Она молниеносно бросилась к косолапому ломберному столику из красного дерева и, достав из ящика пистолет, направила его на меня.
— Сейчас же объясни, что ты сказал, — закричала она. — И не думай, будто я шучу. Если я застрелю тебя, об этом никто не узнает — кроме тебя, но все произойдет так быстро, что ты попадешь в рай, не успев ничего толком понять. Полагаю, ты веришь в рай…
— Нет, я не принимаю его всерьез.
— Лучше уж убить тебя, чем любить, — сказала она и положила пистолет обратно в ящик.

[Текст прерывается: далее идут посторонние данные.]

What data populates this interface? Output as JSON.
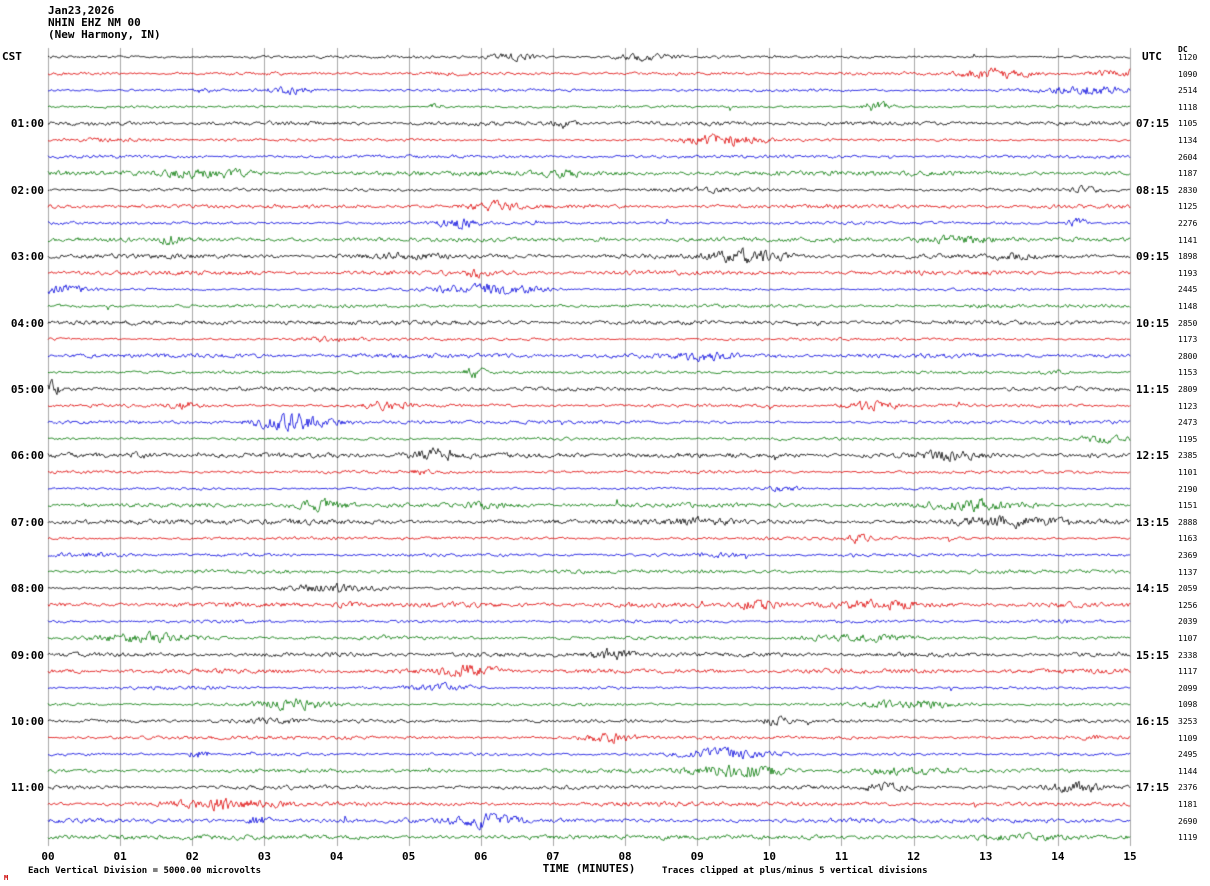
{
  "header": {
    "date": "Jan23,2026",
    "station": "NHIN EHZ NM 00",
    "location": "(New Harmony, IN)"
  },
  "axes": {
    "left_label": "CST",
    "right_label": "UTC",
    "dc_label": "DC",
    "x_axis_title": "TIME (MINUTES)",
    "x_ticks": [
      "00",
      "01",
      "02",
      "03",
      "04",
      "05",
      "06",
      "07",
      "08",
      "09",
      "10",
      "11",
      "12",
      "13",
      "14",
      "15"
    ]
  },
  "footer": {
    "left_note": "Each Vertical Division = 5000.00 microvolts",
    "right_note": "Traces clipped at plus/minus 5 vertical divisions",
    "corner_mark": "M"
  },
  "chart_data": {
    "type": "line",
    "subtype": "seismogram_helicorder",
    "title": "NHIN EHZ NM 00 (New Harmony, IN) Jan23,2026",
    "xlabel": "TIME (MINUTES)",
    "x_range_minutes": [
      0,
      15
    ],
    "minutes_per_trace": 15,
    "traces_per_hour": 4,
    "trace_count": 48,
    "grid": "vertical-minute-lines",
    "trace_color_cycle": [
      "#000000",
      "#dd0000",
      "#0000dd",
      "#007700"
    ],
    "vertical_division_microvolts": 5000.0,
    "clip_divisions": 5,
    "hour_labels": [
      {
        "cst": "01:00",
        "utc": "07:15",
        "trace_index": 4
      },
      {
        "cst": "02:00",
        "utc": "08:15",
        "trace_index": 8
      },
      {
        "cst": "03:00",
        "utc": "09:15",
        "trace_index": 12
      },
      {
        "cst": "04:00",
        "utc": "10:15",
        "trace_index": 16
      },
      {
        "cst": "05:00",
        "utc": "11:15",
        "trace_index": 20
      },
      {
        "cst": "06:00",
        "utc": "12:15",
        "trace_index": 24
      },
      {
        "cst": "07:00",
        "utc": "13:15",
        "trace_index": 28
      },
      {
        "cst": "08:00",
        "utc": "14:15",
        "trace_index": 32
      },
      {
        "cst": "09:00",
        "utc": "15:15",
        "trace_index": 36
      },
      {
        "cst": "10:00",
        "utc": "16:15",
        "trace_index": 40
      },
      {
        "cst": "11:00",
        "utc": "17:15",
        "trace_index": 44
      }
    ],
    "dc_values": [
      "1120",
      "1090",
      "2514",
      "1118",
      "1105",
      "1134",
      "2604",
      "1187",
      "2830",
      "1125",
      "2276",
      "1141",
      "1898",
      "1193",
      "2445",
      "1148",
      "2850",
      "1173",
      "2800",
      "1153",
      "2809",
      "1123",
      "2473",
      "1195",
      "2385",
      "1101",
      "2190",
      "1151",
      "2888",
      "1163",
      "2369",
      "1137",
      "2059",
      "1256",
      "2039",
      "1107",
      "2338",
      "1117",
      "2099",
      "1098",
      "3253",
      "1109",
      "2495",
      "1144",
      "2376",
      "1181",
      "2690",
      "1119"
    ]
  }
}
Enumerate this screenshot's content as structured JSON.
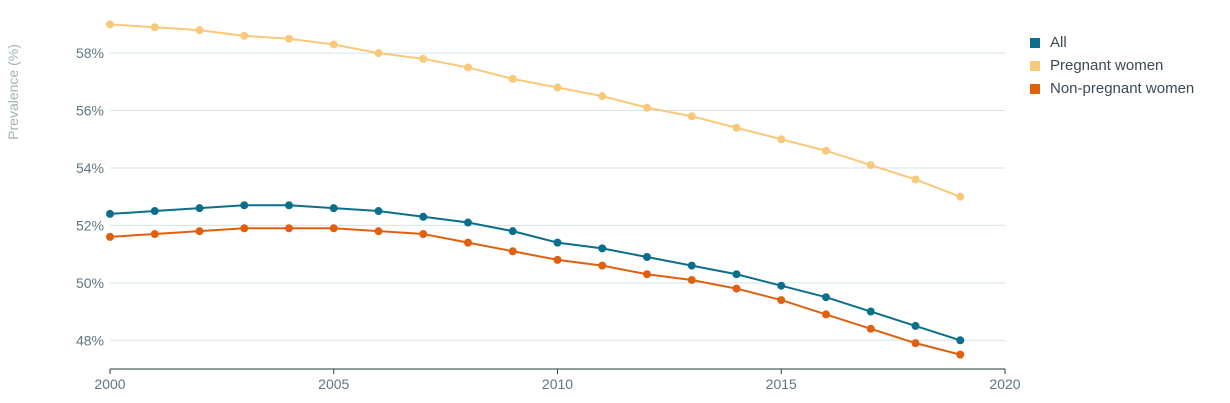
{
  "chart_data": {
    "type": "line",
    "ylabel": "Prevalence (%)",
    "xlabel": "",
    "x": [
      2000,
      2001,
      2002,
      2003,
      2004,
      2005,
      2006,
      2007,
      2008,
      2009,
      2010,
      2011,
      2012,
      2013,
      2014,
      2015,
      2016,
      2017,
      2018,
      2019
    ],
    "xlim": [
      2000,
      2020
    ],
    "ylim": [
      47,
      59.5
    ],
    "x_ticks": [
      "2000",
      "2005",
      "2010",
      "2015",
      "2020"
    ],
    "y_ticks": [
      "48%",
      "50%",
      "52%",
      "54%",
      "56%",
      "58%"
    ],
    "grid": "horizontal",
    "legend_position": "top-right",
    "series": [
      {
        "name": "All",
        "color": "#0b6e8a",
        "values": [
          52.4,
          52.5,
          52.6,
          52.7,
          52.7,
          52.6,
          52.5,
          52.3,
          52.1,
          51.8,
          51.4,
          51.2,
          50.9,
          50.6,
          50.3,
          49.9,
          49.5,
          49.0,
          48.5,
          48.0
        ]
      },
      {
        "name": "Pregnant women",
        "color": "#f9c97a",
        "values": [
          59.0,
          58.9,
          58.8,
          58.6,
          58.5,
          58.3,
          58.0,
          57.8,
          57.5,
          57.1,
          56.8,
          56.5,
          56.1,
          55.8,
          55.4,
          55.0,
          54.6,
          54.1,
          53.6,
          53.0
        ]
      },
      {
        "name": "Non-pregnant women",
        "color": "#e0600f",
        "values": [
          51.6,
          51.7,
          51.8,
          51.9,
          51.9,
          51.9,
          51.8,
          51.7,
          51.4,
          51.1,
          50.8,
          50.6,
          50.3,
          50.1,
          49.8,
          49.4,
          48.9,
          48.4,
          47.9,
          47.5
        ]
      }
    ]
  }
}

— Ты понимаешь Мима с Десятой авеню, — задумчиво проговорила она. — Почему и как — не знаю. Мои белые мемуаристы не понимали в нем ни шиша. Христиане жалели его, а иудеи хотели, чтобы он довольствовался слабым утешением. Понимаешь, и любовь, и справедливость — обычно лишь показные эмоции. Но ты, дорогой, в курсе всего. Я не могу тебя терять. Возможно, я убью тебя, но не отдам… Теперь подойди и поцелуй меня, ведь хотя твои щеки истекают кровью, ты еще никогда не был таким спелым, как помидор, и миловидным. Ах, какие волнистые волосы и серьезные брови!

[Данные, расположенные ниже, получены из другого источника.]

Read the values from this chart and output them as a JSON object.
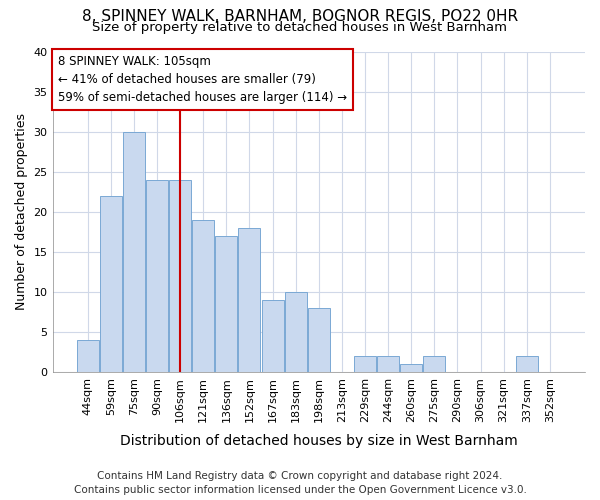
{
  "title": "8, SPINNEY WALK, BARNHAM, BOGNOR REGIS, PO22 0HR",
  "subtitle": "Size of property relative to detached houses in West Barnham",
  "xlabel": "Distribution of detached houses by size in West Barnham",
  "ylabel": "Number of detached properties",
  "footer_line1": "Contains HM Land Registry data © Crown copyright and database right 2024.",
  "footer_line2": "Contains public sector information licensed under the Open Government Licence v3.0.",
  "categories": [
    "44sqm",
    "59sqm",
    "75sqm",
    "90sqm",
    "106sqm",
    "121sqm",
    "136sqm",
    "152sqm",
    "167sqm",
    "183sqm",
    "198sqm",
    "213sqm",
    "229sqm",
    "244sqm",
    "260sqm",
    "275sqm",
    "290sqm",
    "306sqm",
    "321sqm",
    "337sqm",
    "352sqm"
  ],
  "values": [
    4,
    22,
    30,
    24,
    24,
    19,
    17,
    18,
    9,
    10,
    8,
    0,
    2,
    2,
    1,
    2,
    0,
    0,
    0,
    2,
    0
  ],
  "bar_color": "#c9d9ef",
  "bar_edgecolor": "#7aa8d4",
  "vline_x": 4,
  "vline_color": "#cc0000",
  "annotation_line1": "8 SPINNEY WALK: 105sqm",
  "annotation_line2": "← 41% of detached houses are smaller (79)",
  "annotation_line3": "59% of semi-detached houses are larger (114) →",
  "annotation_box_color": "#ffffff",
  "annotation_box_edgecolor": "#cc0000",
  "ylim": [
    0,
    40
  ],
  "yticks": [
    0,
    5,
    10,
    15,
    20,
    25,
    30,
    35,
    40
  ],
  "background_color": "#ffffff",
  "plot_background": "#ffffff",
  "grid_color": "#d0d8e8",
  "title_fontsize": 11,
  "subtitle_fontsize": 9.5,
  "xlabel_fontsize": 10,
  "ylabel_fontsize": 9,
  "tick_fontsize": 8,
  "annotation_fontsize": 8.5,
  "footer_fontsize": 7.5
}
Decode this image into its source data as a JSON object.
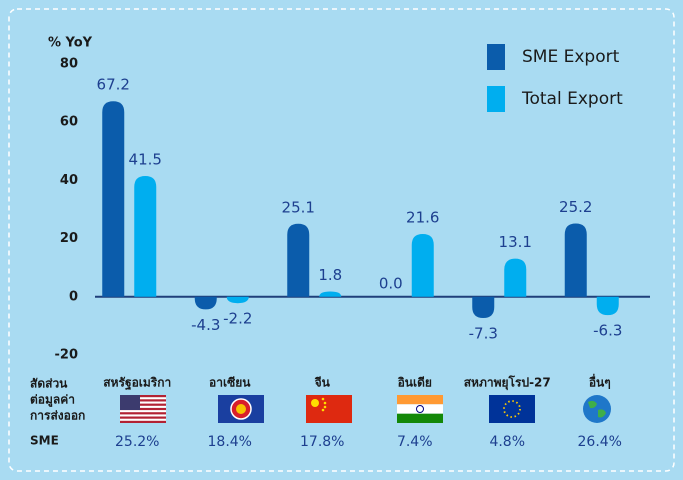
{
  "chart_data": {
    "type": "bar",
    "ylabel": "% YoY",
    "categories": [
      "สหรัฐอเมริกา",
      "อาเซียน",
      "จีน",
      "อินเดีย",
      "สหภาพยุโรป-27",
      "อื่นๆ"
    ],
    "series": [
      {
        "name": "SME Export",
        "color": "#0b5cab",
        "values": [
          67.2,
          -4.3,
          25.1,
          0.0,
          -7.3,
          25.2
        ],
        "value_labels": [
          "67.2",
          "-4.3",
          "25.1",
          "0.0",
          "-7.3",
          "25.2"
        ]
      },
      {
        "name": "Total Export",
        "color": "#00aeef",
        "values": [
          41.5,
          -2.2,
          1.8,
          21.6,
          13.1,
          -6.3
        ]
      }
    ],
    "ylim": [
      -20,
      80
    ],
    "yticks": [
      -20,
      0,
      20,
      40,
      60,
      80
    ],
    "legend": "top-right",
    "share_label": [
      "สัดส่วน",
      "ต่อมูลค่า",
      "การส่งออก",
      "SME"
    ],
    "shares": [
      "25.2%",
      "18.4%",
      "17.8%",
      "7.4%",
      "4.8%",
      "26.4%"
    ]
  }
}
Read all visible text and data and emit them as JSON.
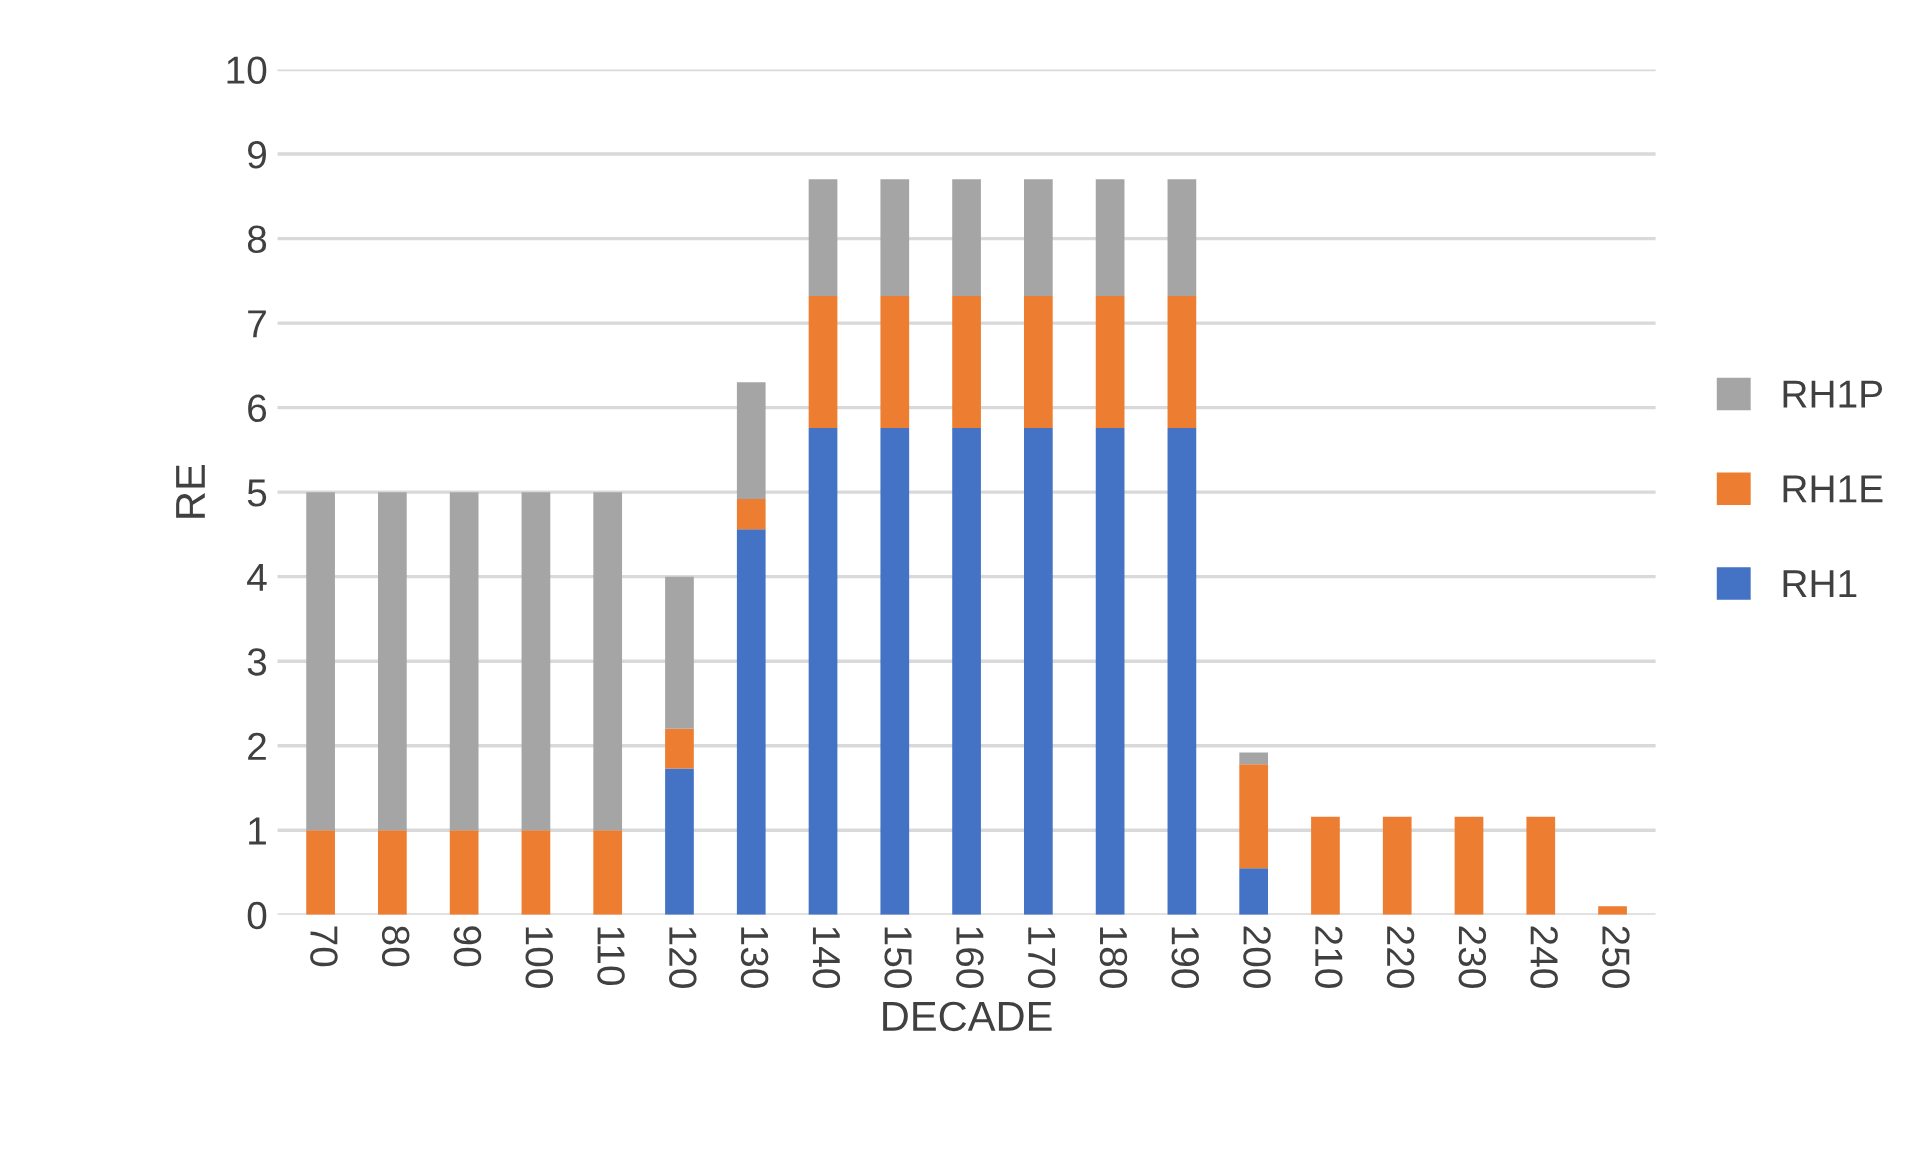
{
  "chart_data": {
    "type": "bar",
    "stacked": true,
    "xlabel": "DECADE",
    "ylabel": "RE",
    "categories": [
      "70",
      "80",
      "90",
      "100",
      "110",
      "120",
      "130",
      "140",
      "150",
      "160",
      "170",
      "180",
      "190",
      "200",
      "210",
      "220",
      "230",
      "240",
      "250"
    ],
    "series": [
      {
        "name": "RH1",
        "color": "#4472c4",
        "values": [
          0,
          0,
          0,
          0,
          0,
          1.73,
          4.56,
          5.76,
          5.76,
          5.76,
          5.76,
          5.76,
          5.76,
          0.55,
          0,
          0,
          0,
          0,
          0
        ]
      },
      {
        "name": "RH1E",
        "color": "#ed7d31",
        "values": [
          1,
          1,
          1,
          1,
          1,
          0.47,
          0.36,
          1.56,
          1.56,
          1.56,
          1.56,
          1.56,
          1.56,
          1.23,
          1.16,
          1.16,
          1.16,
          1.16,
          0.1
        ]
      },
      {
        "name": "RH1P",
        "color": "#a5a5a5",
        "values": [
          4,
          4,
          4,
          4,
          4,
          1.8,
          1.38,
          1.38,
          1.38,
          1.38,
          1.38,
          1.38,
          1.38,
          0.14,
          0,
          0,
          0,
          0,
          0
        ]
      }
    ],
    "ylim": [
      0,
      10
    ],
    "yticks": [
      0,
      1,
      2,
      3,
      4,
      5,
      6,
      7,
      8,
      9,
      10
    ],
    "grid": "y",
    "legend": "right"
  }
}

Моя привычка обратилась против меня, как свидетельствовали синяки, ушибы, царапины и кровоточащие раны по всему телу. Более того, я осознал, что безнадежно околдован Миллисент и Илайджей и что мою страсть, сколь бы неправдоподобно это ни звучало, можно назвать лишь любовной. Своей интенсивностью, романтикой и ночными размышлениями она вытесняла мою привычку. Они это знали, и их врожденная жестокость, тирания и невыполнимые требования укреплялись и упрочивались благодаря моей влюбленности. Впредь они не сдерживали себя ни в чем, что касалось меня, а я, «бедная черная пешка» в их игре, сносил любые унижения и оскорбления, которые они измышляли в следующий раз. Мне часто хотелось убить их обоих, и тут я узнал, что, по крайней мере, одна из них, Миллисент, подумывала убить меня. Разумеется, Илайджа тоже нередко говорил, что желает мне смерти, когда я с ним пререкаюсь, а это случалось почти непрерывно.

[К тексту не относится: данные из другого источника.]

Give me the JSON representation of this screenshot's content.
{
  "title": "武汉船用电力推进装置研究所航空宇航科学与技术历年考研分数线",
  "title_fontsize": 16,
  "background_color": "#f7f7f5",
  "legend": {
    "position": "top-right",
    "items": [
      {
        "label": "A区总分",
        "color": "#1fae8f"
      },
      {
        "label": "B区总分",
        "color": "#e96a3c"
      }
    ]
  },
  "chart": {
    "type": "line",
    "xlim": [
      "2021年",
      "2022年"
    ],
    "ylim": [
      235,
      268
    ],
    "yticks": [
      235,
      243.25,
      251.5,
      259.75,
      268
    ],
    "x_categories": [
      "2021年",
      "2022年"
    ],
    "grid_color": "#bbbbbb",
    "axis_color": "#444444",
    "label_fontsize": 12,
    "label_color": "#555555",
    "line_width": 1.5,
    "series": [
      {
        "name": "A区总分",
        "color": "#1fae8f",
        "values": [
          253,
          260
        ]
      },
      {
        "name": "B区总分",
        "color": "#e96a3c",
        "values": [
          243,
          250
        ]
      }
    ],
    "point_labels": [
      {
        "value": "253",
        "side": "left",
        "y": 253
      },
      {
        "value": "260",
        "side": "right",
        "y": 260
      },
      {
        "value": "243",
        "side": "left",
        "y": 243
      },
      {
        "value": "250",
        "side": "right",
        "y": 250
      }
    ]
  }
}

В отчаянии я решил ослушаться приказа Миллисент и, возможно, Илайджи и навестить Райского Птенчика в его пальмарии. Когда я вошел в жарко натопленную и очень ярко освещенную комнату размерами с крупный теннисный корт, мальчик играл и, разумеется, не услышал меня, поскольку, вдобавок к немоте, был еще и туговат на ухо. Он расставлял в ряд черепах, готовя их к гонкам. Я коснулся его кудряшек, и он, медленно повернувшись, уставился на меня. Он сделал знак, чтобы я наклонился, а затем стал сосредоточенно ощупывать мое лицо, всякий раз поглядывая на свои руки и пальцы. Он обследовал все мое лицо и руки, вновь и вновь поглядывая на свои ладони, когда они касались меня. Наконец он подошел к луже, набрал в чашечку воды и начал старательно меня умывать. Жестами и словами я объяснил ему, что мой цвет не смоется, что бы он или я ни делали. Тогда я вспомнил, как слышал от Мима, что лучше всего общаться с мальчиком с помощью чмоканья: два поцелуя означает «да», а один — «нет». Я также выяснил, что он очень хорошо слышит все, что говорят, если обращаться к нему напрямую, но отвечать может, лишь вычмокивая «да» или «нет».